Washington is tightening the screws on the last remaining banks in Europe still doing business with Russia.

The Treasury's top sanctions enforcement official, Acting Assistant Secretary Anna Morris, met in Vienna on Friday with Austrian officials and representatives of Raiffeisen Bank International to explain the bank risks being shut out of the U.S. financial system if it doesn't distance itself more clearly from Russia's war economy. Details of the talks weren't immediately available, and the bank and the Treasury declined to comment.

Under new powers it gained at the end of last year, the Office for Financial Asset Control, a financial intelligence and enforcement branch of the Treasury, can target foreign financial institutions that conduct or facilitate transactions or provide any service involving Russia’s military-industrial base.

The authority is the latest in a long line of powers allowing the U.S. to use its dominance of the international financial system to exert political leverage outside its borders. Exclusion from the dollar system would spell disaster for Raiffeisen and represent a serious embarrassment to European authorities, implying they were either unable or unwilling to live up to their rhetoric about punishing Russia for the biggest land grab in Europe in 80 years.
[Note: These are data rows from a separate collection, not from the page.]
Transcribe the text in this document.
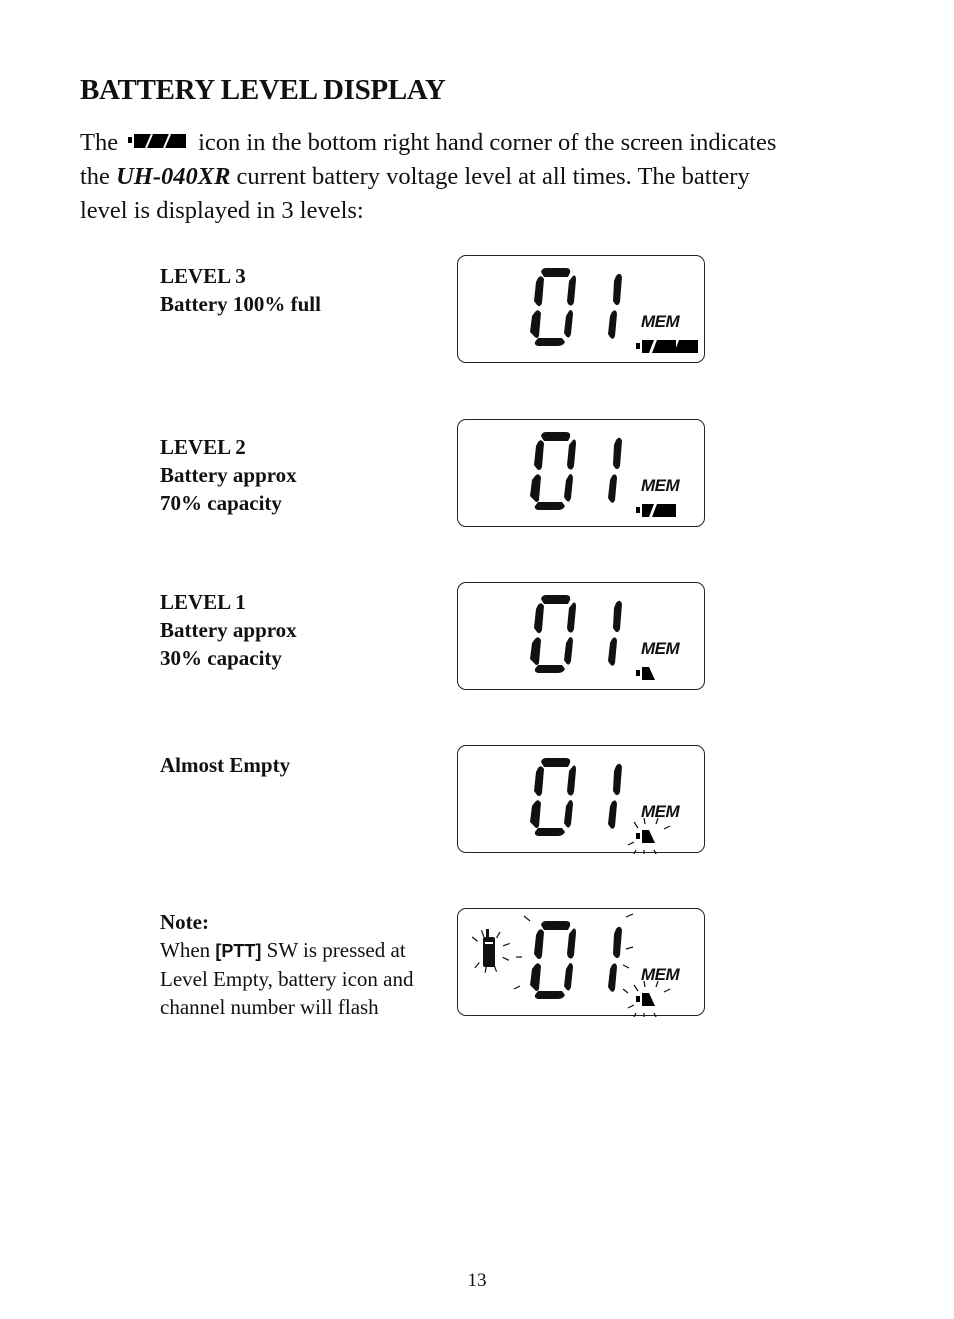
BATTERY LEVEL DISPLAY

The	icon in the bottom right hand corner of the screen indicates
the UH-040XR current battery voltage level at all times. The battery
level is displayed in 3 levels:

LEVEL 3
Battery 100% full
MEM
LEVEL 2
Battery approx
70% capacity
MEM
LEVEL 1
Battery approx
30% capacity	MEM
Almost Empty
MEM
Note:
When [PTT] SW is pressed at
Level Empty, battery icon and
channel number will flash
MEM
13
Raiffeisen says it has significantly run down its operations in Russia since Moscow's invasion of Ukraine two years ago: It has stopped taking new business, for example, reduced its loan book by more than half, and stopped correspondent banking operations, sharply narrowing the circle of people it does business with there. Its commission income — the fees it generates through its everyday business — fell by 43 percent last year as it drew in its horns.

However, Raiffeisen has been reluctant to sever ties completely with an operation that is the largest foreign-owned bank in Russia, and which generated some 60 percent of its profit last year (those profits remain locked in Russia by capital controls). As the prospect of a quick end to the war has faded, suspicions have grown that the bank is dragging its feet, hoping to revive the business once peace is restored.

Disengaging via Deripaska

Raiffeisen has insisted it is doing all it reasonably can to disentangle itself, but its chosen exit strategy is strewn with pitfalls. It intends to effectively swap its stake in the Russian operation for a 27.8 percent stake in Strabag SE, an Austrian-based construction group focused on Central and Eastern Europe. The precise mechanics of that swap aren't clear, but it's intended that Raiffeisen's Russian arm would transfer the stake as a dividend-in-kind to the Austrian parent.

By Raiffeisen's calculations, it would salvage around €1.5 billion from its Russian operations if the deal goes through as planned. By contrast, a fire-sale to appease the Treasury could see it lose everything.

The problem is that the Strabag stake was until recently owned by metals tycoon Oleg Deripaska, sanctioned by both the U.S. and the EU. Deripaska owned the shares through a holding company called Rasperia; on the same day Strabag announced the intended swap, it also announced that Rasperia had been taken over by another Moscow-registered holding company, AO Iliadis.

On the surface, that change of ownership removed an obstacle to the swap. But Iliadis was founded only seven months ago, and its ultimate beneficiaries are unclear. Consequently, the swap — which was intended to be completed by the end of this month — is still pending.

"RBI will only execute the Strabag deal when it is sure that the people behind Iliadis are not sanctioned," a spokesman told POLITICO on Friday. "To this end, it is conducting a comprehensive compliance process."

RBI is an arm of Austria's nationwide network of cooperative banks, with roots deep in the local economy and local and national politics; accordingly, it has enjoyed significant political cover from the government and the central bank. Vienna lobbied hard, and successfully, for Raiffeisen to be removed from a Ukrainian blacklist of perceived war sponsors before approving the EU's 12th package of Russia sanctions in December.

“I am confident that they are working on it,” Austrian National Bank Governor Robert Holzmann told POLITICO a week before Morris' visit, stressing the bank is “very much aware of opportunities and constraints” and is working hard behind the scenes to find a solution.

That solution has to balance several conditions.

"Number one is that you don’t want to have a solution that favors Putin," he said. "Number two, it must not hurt their main owners that are ultimately village banks across Austria.”

According to Raiffeisen's full-year report, even if it had to hand over its Russian operation for no compensation, it would still be left with more than enough capital to satisfy regulators. As such, the financial damage to those village banks would be painful, but limited.

“Whether and when they will find a solution, I cannot tell,” Holzmann said. "It is highly complicated."